К тому времени, когда она добралась до места, Линдсей успела убедить себя в том, что больше не просто не испытывает никакого влечения к Макгуайру, но даже не чувствует ничего, хотя бы отдаленно напоминающего простое женское любопытство. Торопливые слова Пикси до сих пор набатом звучали в ее голове, и она пришла к окончательному выводу, что Роуленд Макгуайр не кто иной, как холодный и бездушный манипулятор, для которого женщина лишь средство удовлетворения похоти. Казанова, Вальмон,[36] иными словами, мужчина, не заслуживающий в ее глазах ничего, кроме глубочайшего презрения… И тут в густой толпе Линдсей заметила его. Достаточно было ей лишь мельком увидеть это прекрасное лицо, чтобы в ту же секунду забыть все, о чем она только что думала.
* * *
Линдсей не сразу увидела его. Когда она подошла к Дому Казарес, до пресс-конференции оставалось еще полчаса, однако у входа в здание уже бушевал людской прибой. Улица и площадка перед домом были сплошь забиты микроавтобусами, повсюду как грибы торчали белые тарелки спутниковой связи, тянулся телевизионный кабель. Громоздкое оборудование телевизионщиков мешало всем, однако ни капли не стесняло их самих. Си-эн-эн и прочие «киты» американского телевидения были тут как тут. Здесь же мелькали знакомые физиономии техников связи и девушек-распорядительниц из британских телекомпаний Би-би-си и Ай-ти-эн. Французы, итальянцы, немцы, испанцы, японцы – все прибыли в полном составе и разворачивались в боевые порядки. Линдсей в буквальном смысле слова попала в вавилонское столпотворение – люди стояли плотной стеной, со всех сторон звучала разноязыкая речь. Однако в вестибюле давка оказалась еще сильнее. Абсолютно все – и с пропусками, и без оных – норовили как можно скорее прорваться в конференц-зал, чтобы занять места поудобнее. Подобная толчея с элементами потасовки частенько возникала во время показов коллекций, но на сей раз здесь творилось нечто невообразимое. Линдсей физически ощущала какой-то особый, острый запах истерии, исходивший от толпы. Людьми владело не просто желание протиснуться в зал и поскорее занять место, но и другие, более сильные эмоции. Нездоровый ажиотаж на грани исступления был своего рода данью памяти почившей знаменитости. Многие здесь всерьез, почти как личную драму, переживали внезапную кончину Марии Казарес: некоторые дамы еще до начала пресс-конференции начали обливаться слезами.

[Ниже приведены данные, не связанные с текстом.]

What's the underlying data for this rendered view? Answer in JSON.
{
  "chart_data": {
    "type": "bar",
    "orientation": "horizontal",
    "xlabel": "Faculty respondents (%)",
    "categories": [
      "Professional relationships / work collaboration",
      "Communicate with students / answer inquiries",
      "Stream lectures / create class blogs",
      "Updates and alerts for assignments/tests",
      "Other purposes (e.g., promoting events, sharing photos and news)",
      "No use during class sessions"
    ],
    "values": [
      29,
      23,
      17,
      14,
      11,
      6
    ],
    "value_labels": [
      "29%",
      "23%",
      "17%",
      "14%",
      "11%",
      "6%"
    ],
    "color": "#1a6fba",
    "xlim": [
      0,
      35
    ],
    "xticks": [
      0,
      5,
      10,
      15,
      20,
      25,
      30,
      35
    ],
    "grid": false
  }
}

По пути к дверям конференц-зала Линдсей молила в душе Бога, чтобы ее не затоптали. Ей наступали на ноги, ее пихали, швыряли из стороны в сторону – оставалось только надеяться, что не повалят на пол, что означало бы верную гибель. Сотрудники фирмы Казарес, облаченные в строгие черные костюмы, пытались хоть как-то утихомирить толпу. Но их было слишком мало – бурлящий людской поток грозил смести и разметать и их. О том, чтобы заставить каждого показать на входе пригласительный билет, не могло быть и речи. Линдсей получила по голове длинным штативом с увесистым микрофоном на конце, и по пальцам ее ног прогулялась какая-то особа в туфлях на острых шпильках. Грузный, как медведь, мужик – представитель одного из американских телеканалов – саданул ей локтем под ребро. Линдсей отлетела от него будто пушинка и закружилась в мощном водовороте. Перестав сопротивляться, она позволила толпе нести себя вперед. Перед ее глазами открылся зал, залитый слепящим светом. Вдали виднелась черная сцена, похожая на эстраду, на ней – пюпитр, микрофоны, камеры, а над всем этим – гигантская фотография Марии Казарес, всем известный битоновский портрет, увеличенный до невероятных размеров. Набравшая силу волна вплеснула Линдсей внутрь зала. Тогда-то она и увидела Роуленда Макгуайра.